Capitale Italiana della Cultura: la dimensione sociale

di Marzio Favero, Sindaco di Montebelluna

L’elaborazione del dossier presentato da Montebelluna per la Candidatura a Capitale Italiana della Cultura si è offerta come una grande occasione per mettere in rete le istituzioni culturali della città: la biblioteca, il museo civico di archeologia e scienze naturali e il museo dello sportsystem – espressione del nostro distretto produttivo della calzatura e dell’abbigliamento sportivo, che è ancor oggi di riferimento internazionale con i suoi marchi perché fonde assieme artigianato, impresa e design, e internazionalizza la città, che vive la massima sociologica del “chi scambia, cambia” concependo la cultura in senso pragmatico: le idee si brevettano e garantiscono il vantaggio competitivo.

È una visione che ben si rifà alla teoria espressa alcuni anni fa dal professor Pierluigi Sacco quando sosteneva che in Italia abbiamo la tendenza a considerare la cultura come l’anello terminale della catena di produzione del valore – il tempo da dedicare alla lettura e agli spettacoli o all’impegno per la tutela dei beni culturali, – mentre dovrebbe essere intesa quale anello iniziale della catena di produzione di valore, la
matrice di elaborazione delle idee che sottostà alle scelte fondamentali di un soggetto singolo o collettivo nella pluralità delle dimensioni del vivere.

Quando si afferma un’idea nuova in una comunità, essa ne modifica lo stato d’esperienza e, quindi, il dispiegamento spaziale delle funzioni che la denotano e connotano. In Veneto lo sviluppo tumultuoso delle imprese ha generato l’avvento di reti urbane di difficile interpretazione anche per gli esperti che si profondono in definizioni quali città diffusa, città infinita o nebulosa insediativa. Abbiamo creato una specie di metropoli che, però, non ha le caratteristiche di quelle tradizionali. Come si affronta la sfida della rigenerazione di funzioni e spazi di un paesaggio mutato?

A Montebelluna stiamo mettendo a disposizione le competenze delle nostre diverse istituzioni culturali per far scattare dei cortocircuiti virtuosi fra i sistemi dell’impresa, della finanza, delle associazioni di categoria, della formazione e dell’amministrazione pubblica. Il dialogo ha prodotto risultati significativi: l’attivazione di nuovi indirizzi di istruzione secondaria e di due corsi ITS, la revisione delle politiche urbanistiche in funzione della qualità del progetto e non della speculazione, la rigenerazione del centro città grazie alla pedonalizzazione che ha restituito le piazze ottocentesche alla loro funzione originaria mercatale e culturale, e la rilettura complessiva dei rapporti fra Montebelluna e i comuni contermini che è giovata a mutare il paradigma di interpretazione di un ambito territoriale divenuto ormai omogeneo.

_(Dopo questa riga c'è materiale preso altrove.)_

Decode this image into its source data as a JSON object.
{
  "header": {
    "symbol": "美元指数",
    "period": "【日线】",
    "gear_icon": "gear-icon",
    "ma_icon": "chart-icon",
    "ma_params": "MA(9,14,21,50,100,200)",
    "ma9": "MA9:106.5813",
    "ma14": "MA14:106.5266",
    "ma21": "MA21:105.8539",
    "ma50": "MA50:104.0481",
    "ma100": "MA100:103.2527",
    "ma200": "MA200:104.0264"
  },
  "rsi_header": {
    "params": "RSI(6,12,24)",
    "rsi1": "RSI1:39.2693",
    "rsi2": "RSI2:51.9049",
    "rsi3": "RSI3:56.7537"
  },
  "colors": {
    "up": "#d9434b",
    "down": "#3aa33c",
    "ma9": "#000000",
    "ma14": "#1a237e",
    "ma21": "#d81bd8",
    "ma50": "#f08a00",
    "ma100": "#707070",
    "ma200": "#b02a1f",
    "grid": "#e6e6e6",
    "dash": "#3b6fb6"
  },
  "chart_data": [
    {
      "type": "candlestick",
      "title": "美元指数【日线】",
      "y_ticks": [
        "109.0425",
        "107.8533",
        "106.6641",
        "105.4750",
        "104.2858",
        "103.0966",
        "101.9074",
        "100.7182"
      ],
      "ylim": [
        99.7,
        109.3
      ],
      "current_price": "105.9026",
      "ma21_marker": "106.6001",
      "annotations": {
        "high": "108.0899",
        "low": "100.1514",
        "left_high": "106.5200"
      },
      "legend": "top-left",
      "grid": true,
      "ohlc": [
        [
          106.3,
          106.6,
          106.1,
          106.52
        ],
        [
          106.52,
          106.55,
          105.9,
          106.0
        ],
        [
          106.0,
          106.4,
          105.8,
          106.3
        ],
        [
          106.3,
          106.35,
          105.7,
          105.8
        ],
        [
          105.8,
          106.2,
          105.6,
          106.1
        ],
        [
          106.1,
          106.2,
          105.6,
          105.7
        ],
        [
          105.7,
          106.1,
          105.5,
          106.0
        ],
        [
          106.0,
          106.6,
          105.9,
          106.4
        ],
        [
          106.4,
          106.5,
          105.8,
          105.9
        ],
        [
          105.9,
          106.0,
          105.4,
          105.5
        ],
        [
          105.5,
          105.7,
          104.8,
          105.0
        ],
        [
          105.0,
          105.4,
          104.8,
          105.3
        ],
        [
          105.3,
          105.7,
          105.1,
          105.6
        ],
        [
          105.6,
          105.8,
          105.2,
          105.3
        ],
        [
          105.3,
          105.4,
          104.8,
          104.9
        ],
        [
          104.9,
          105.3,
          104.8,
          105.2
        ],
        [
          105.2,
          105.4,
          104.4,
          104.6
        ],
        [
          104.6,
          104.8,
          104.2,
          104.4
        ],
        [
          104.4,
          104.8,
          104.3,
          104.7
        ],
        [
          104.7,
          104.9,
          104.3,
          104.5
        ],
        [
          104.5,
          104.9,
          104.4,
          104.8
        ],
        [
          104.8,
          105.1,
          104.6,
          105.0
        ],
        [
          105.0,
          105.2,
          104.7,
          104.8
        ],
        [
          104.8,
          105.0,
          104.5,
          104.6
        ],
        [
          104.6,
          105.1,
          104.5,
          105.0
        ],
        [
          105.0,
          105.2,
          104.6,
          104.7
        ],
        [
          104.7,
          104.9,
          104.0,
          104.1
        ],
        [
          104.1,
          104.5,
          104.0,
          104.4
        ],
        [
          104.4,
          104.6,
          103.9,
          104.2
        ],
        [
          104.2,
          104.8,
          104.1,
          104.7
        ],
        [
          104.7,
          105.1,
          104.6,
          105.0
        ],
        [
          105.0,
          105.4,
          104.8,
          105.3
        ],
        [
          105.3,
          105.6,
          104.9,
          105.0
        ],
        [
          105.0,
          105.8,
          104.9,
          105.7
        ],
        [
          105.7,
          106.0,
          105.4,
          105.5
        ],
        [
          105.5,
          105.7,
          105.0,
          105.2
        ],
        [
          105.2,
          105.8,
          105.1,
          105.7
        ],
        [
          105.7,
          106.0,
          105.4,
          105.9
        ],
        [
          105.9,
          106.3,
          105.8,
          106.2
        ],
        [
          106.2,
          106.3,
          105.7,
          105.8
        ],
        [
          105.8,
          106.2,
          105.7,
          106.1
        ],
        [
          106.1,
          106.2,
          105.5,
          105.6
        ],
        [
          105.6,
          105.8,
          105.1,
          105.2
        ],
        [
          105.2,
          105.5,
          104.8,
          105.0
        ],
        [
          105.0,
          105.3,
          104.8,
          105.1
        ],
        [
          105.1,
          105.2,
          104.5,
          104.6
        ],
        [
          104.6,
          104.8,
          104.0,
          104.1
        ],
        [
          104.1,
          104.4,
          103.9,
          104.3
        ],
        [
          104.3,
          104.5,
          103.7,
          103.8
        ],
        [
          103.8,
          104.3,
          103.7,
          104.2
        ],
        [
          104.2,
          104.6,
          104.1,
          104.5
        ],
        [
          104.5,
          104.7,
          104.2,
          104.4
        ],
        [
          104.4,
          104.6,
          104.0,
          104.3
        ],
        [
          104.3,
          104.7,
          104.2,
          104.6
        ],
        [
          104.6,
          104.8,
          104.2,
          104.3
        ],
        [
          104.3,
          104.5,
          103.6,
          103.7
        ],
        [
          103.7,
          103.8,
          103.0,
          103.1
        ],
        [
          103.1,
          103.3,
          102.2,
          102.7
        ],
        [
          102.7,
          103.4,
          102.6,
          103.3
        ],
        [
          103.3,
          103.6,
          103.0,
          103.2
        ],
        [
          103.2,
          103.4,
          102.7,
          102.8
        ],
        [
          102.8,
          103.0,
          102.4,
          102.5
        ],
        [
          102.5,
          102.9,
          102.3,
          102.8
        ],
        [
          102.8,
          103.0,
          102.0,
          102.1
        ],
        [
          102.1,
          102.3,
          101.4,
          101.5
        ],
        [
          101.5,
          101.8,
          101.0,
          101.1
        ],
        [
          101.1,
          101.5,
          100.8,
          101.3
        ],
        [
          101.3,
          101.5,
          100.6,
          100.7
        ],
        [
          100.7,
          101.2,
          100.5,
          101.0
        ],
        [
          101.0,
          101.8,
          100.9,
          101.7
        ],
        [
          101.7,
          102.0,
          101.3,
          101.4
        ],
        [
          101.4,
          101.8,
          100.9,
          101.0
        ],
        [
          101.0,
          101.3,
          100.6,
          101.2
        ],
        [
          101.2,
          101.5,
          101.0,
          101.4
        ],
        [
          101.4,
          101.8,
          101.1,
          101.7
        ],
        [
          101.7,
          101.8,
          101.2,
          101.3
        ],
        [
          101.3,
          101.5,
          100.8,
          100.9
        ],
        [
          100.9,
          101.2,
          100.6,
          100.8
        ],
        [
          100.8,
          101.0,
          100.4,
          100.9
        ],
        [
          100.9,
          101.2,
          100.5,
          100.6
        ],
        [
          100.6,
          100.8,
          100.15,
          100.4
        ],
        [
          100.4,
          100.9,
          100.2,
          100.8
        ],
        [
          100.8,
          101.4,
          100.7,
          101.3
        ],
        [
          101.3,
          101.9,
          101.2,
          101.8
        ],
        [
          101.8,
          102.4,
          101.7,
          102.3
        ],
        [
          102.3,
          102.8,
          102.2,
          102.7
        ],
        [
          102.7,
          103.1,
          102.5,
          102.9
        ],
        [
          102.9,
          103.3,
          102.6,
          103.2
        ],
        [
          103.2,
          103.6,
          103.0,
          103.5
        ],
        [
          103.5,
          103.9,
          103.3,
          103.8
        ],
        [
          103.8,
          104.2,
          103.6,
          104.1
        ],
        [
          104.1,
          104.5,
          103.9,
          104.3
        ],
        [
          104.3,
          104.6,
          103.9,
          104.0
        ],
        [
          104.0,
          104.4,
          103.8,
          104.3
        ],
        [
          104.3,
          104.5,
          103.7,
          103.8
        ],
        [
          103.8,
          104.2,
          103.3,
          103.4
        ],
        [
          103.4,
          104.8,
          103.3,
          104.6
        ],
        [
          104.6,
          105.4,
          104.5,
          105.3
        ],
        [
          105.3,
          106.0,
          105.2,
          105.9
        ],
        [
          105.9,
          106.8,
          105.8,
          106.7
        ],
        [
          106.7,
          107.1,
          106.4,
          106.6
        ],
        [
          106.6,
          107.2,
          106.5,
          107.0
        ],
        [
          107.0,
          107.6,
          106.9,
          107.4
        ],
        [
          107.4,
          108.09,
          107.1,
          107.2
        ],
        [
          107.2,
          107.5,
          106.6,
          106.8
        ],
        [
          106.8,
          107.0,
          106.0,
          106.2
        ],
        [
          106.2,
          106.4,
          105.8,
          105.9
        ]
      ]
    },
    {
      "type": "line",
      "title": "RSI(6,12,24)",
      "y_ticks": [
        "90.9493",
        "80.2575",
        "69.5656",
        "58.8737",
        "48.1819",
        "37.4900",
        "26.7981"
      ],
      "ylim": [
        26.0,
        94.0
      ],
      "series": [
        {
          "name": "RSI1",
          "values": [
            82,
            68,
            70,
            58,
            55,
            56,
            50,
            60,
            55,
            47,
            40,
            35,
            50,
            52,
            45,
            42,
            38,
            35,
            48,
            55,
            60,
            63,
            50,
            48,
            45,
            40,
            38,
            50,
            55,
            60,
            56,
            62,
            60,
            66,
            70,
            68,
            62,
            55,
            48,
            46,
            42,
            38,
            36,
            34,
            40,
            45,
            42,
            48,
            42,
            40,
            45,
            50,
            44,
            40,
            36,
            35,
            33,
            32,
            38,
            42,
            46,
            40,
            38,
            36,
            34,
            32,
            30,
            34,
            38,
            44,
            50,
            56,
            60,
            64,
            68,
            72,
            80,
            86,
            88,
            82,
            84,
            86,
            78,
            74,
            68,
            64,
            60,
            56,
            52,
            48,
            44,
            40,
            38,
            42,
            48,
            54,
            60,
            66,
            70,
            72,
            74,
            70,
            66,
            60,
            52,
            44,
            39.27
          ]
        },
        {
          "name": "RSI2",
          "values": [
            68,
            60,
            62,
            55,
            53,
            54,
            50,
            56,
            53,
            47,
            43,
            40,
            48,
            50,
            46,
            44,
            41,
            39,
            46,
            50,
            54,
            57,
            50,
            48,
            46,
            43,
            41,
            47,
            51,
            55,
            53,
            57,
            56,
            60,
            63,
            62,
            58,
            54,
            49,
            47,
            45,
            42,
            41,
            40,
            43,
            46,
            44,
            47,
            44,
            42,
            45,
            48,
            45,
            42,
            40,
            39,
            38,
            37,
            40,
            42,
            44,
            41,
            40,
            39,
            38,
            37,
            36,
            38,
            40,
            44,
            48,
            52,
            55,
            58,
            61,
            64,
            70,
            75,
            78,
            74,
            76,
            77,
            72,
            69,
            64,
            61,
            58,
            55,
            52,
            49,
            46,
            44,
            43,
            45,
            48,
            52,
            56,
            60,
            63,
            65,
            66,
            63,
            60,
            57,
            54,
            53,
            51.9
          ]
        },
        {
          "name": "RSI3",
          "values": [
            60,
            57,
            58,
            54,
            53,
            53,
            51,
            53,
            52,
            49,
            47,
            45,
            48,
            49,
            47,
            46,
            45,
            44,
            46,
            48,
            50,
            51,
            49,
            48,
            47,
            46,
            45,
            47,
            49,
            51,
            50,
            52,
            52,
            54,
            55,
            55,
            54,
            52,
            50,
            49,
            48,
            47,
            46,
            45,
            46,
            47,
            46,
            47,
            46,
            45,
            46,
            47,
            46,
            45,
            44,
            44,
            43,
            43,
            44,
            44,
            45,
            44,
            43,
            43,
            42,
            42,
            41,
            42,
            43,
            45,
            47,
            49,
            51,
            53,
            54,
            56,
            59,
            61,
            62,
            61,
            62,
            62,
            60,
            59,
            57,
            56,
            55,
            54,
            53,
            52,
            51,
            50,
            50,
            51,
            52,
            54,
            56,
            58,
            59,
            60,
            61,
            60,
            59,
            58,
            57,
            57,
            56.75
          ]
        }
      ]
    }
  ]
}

La nuova visione urbana si è rivelata utile ai fini della partecipazione al bando di finanziamento europeo POR-FESR 2014-2020 promosso dalla Regione Veneto. Montebelluna è entrata a far parte della famiglia delle sei autorità urbane in Veneto. Cinque sono ovvie: Venezia, Padova, Treviso, Vicenza e Verona. Mentre Montebelluna è la singolarità che si offre quale test sperimentale in ordine al governo delle neocittà – cresciute non concentricamente ma in modo reticolare attraverso la cucitura di comuni limitrofi fra loro, nel nostro caso una decina – sui temi della smart city, dell’inclusione sociale e del trasporto urbano sostenibile, per un investimento di circa 17 milioni di euro. La cultura genera anche economia.

Chiudo annunciando che a novembre inaugureremo il MEVE, il Memoriale veneto multimediale dedicato alla Grande Guerra, nella restaurata Villa Correr Pisani che sorge ai piedi del Montello, luogo che fu teatro di combattimenti decisivi e oggi è il crocevia degli itinerari ecomuseali storici dispiegati in Veneto dalla Regione. Il MEVE vuole ricordare che l’alternativa all’unione continentale è stata, dagli albori della storia, la guerra perpetua e che l’Europa vera, emblema di civiltà, non è mai stata quella degli Stati, bensì delle Città della cultura. Ecco perché l’idea di dar vita a una rete di Città che oggi scommettono sulla cultura in Italia e in Europa è il miglior antidoto allo scetticismo indotto dall’euro-burocrazia.